Desde criança, um sonho me acompanha. Outros tantos se repetem, mas um é velho conhecido meu.

Vejo a imagem de um homem. Ele está bem perto de mim, dando-me as costas. Ele não fala, mas sei que quer me dizer algo. Aproximo-me e contorno.

Quando finalmente se vira, o homem não tem face. Sem olhos, nariz, boca e orelhas. Nada. Todo o rosto é apenas pele, sem nem mesmo alguns traços. Nem cicatrizes ou sinais da idade. Só pele.

O sonho é só isso.

Acabo acordando incomodado com a imagem. Um tanto perturbadora a figura que me convida a um susto. Apiedo-me do estranho sem rosto e ganho novo sono.

Não me dou a interpretar sonhos. Deixo a cargo de pessoas muito mais competentes para tanto.

No entanto, disponho-me a refletir sobre nosso papel. Nosso papel em casa, no trabalho, na rua... Vejo-me no trem que liga o ABC Paulista ao antigo centro de São Paulo. Somos tantos milhões. Em que meu papel na sociedade pode trazer mudanças?

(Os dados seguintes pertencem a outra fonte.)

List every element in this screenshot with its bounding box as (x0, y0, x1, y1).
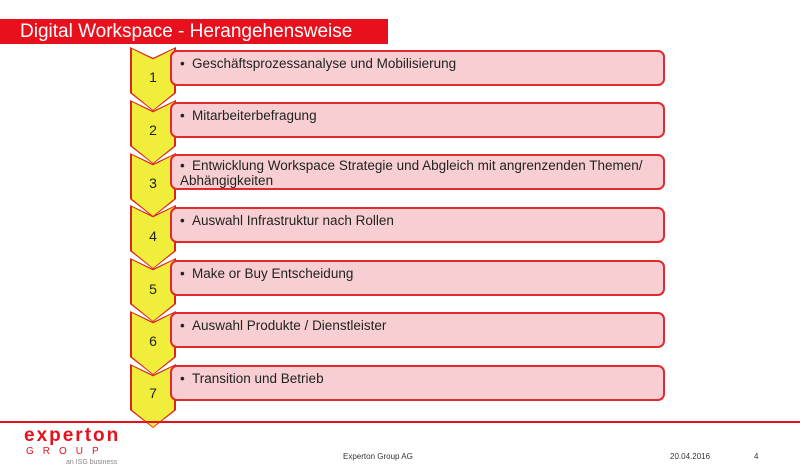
experton-logo (24, 426, 124, 470)
footer-date: 20.04.2016 (670, 452, 711, 461)
step-text-5: Make or Buy Entscheidung (192, 266, 354, 281)
step-text-1: Geschäftsprozessanalyse und Mobilisierung (192, 56, 457, 71)
logo-group-text: GROUP (26, 446, 108, 457)
step-number-4: 4 (149, 228, 157, 244)
step-number-5: 5 (149, 281, 157, 297)
bullet-icon: • (180, 213, 185, 228)
bullet-icon: • (180, 108, 185, 123)
slide-title: Digital Workspace - Herangehensweise (0, 19, 388, 44)
step-box-2 (170, 102, 665, 138)
page-number: 4 (754, 452, 759, 461)
step-number-7: 7 (149, 385, 157, 401)
footer-company: Experton Group AG (343, 452, 413, 461)
step-box-3 (170, 154, 665, 190)
bullet-icon: • (180, 318, 185, 333)
step-box-7 (170, 365, 665, 401)
step-box-6 (170, 312, 665, 348)
bullet-icon: • (180, 158, 185, 173)
step-text-6: Auswahl Produkte / Dienstleister (192, 318, 387, 333)
step-number-3: 3 (149, 175, 157, 191)
step-number-6: 6 (149, 333, 157, 349)
logo-wordmark: experton (24, 425, 121, 446)
footer-divider (0, 421, 800, 423)
step-text-7: Transition und Betrieb (192, 371, 324, 386)
bullet-icon: • (180, 371, 185, 386)
step-number-2: 2 (149, 122, 157, 138)
step-text-4: Auswahl Infrastruktur nach Rollen (192, 213, 394, 228)
step-box-5 (170, 260, 665, 296)
step-box-4 (170, 207, 665, 243)
step-box-1 (170, 50, 665, 86)
logo-subtitle: an ISG business (66, 459, 118, 466)
step-text-3: Entwicklung Workspace Strategie und Abgleich mit angrenzenden Themen/ Abhängigkeiten (180, 158, 643, 188)
bullet-icon: • (180, 56, 185, 71)
bullet-icon: • (180, 266, 185, 281)
step-number-1: 1 (149, 69, 157, 85)
step-text-2: Mitarbeiterbefragung (192, 108, 317, 123)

Qual benefício ou malefício que proporciono? Nossa atuação tem efeitos tão difusos... Como estou colaborando pelo bem dos outros? Como posso fazer tudo valer a pena? Como atenuar, senão mesmo extinguir, as mazelas de um sistema econômico injusto e que expropria a vida dos trabalhadores? Um sistema que desumaniza, gera anônimos Severinos (com a licença de João Cabral de Mello Neto) e cria homens e mulheres sem rosto...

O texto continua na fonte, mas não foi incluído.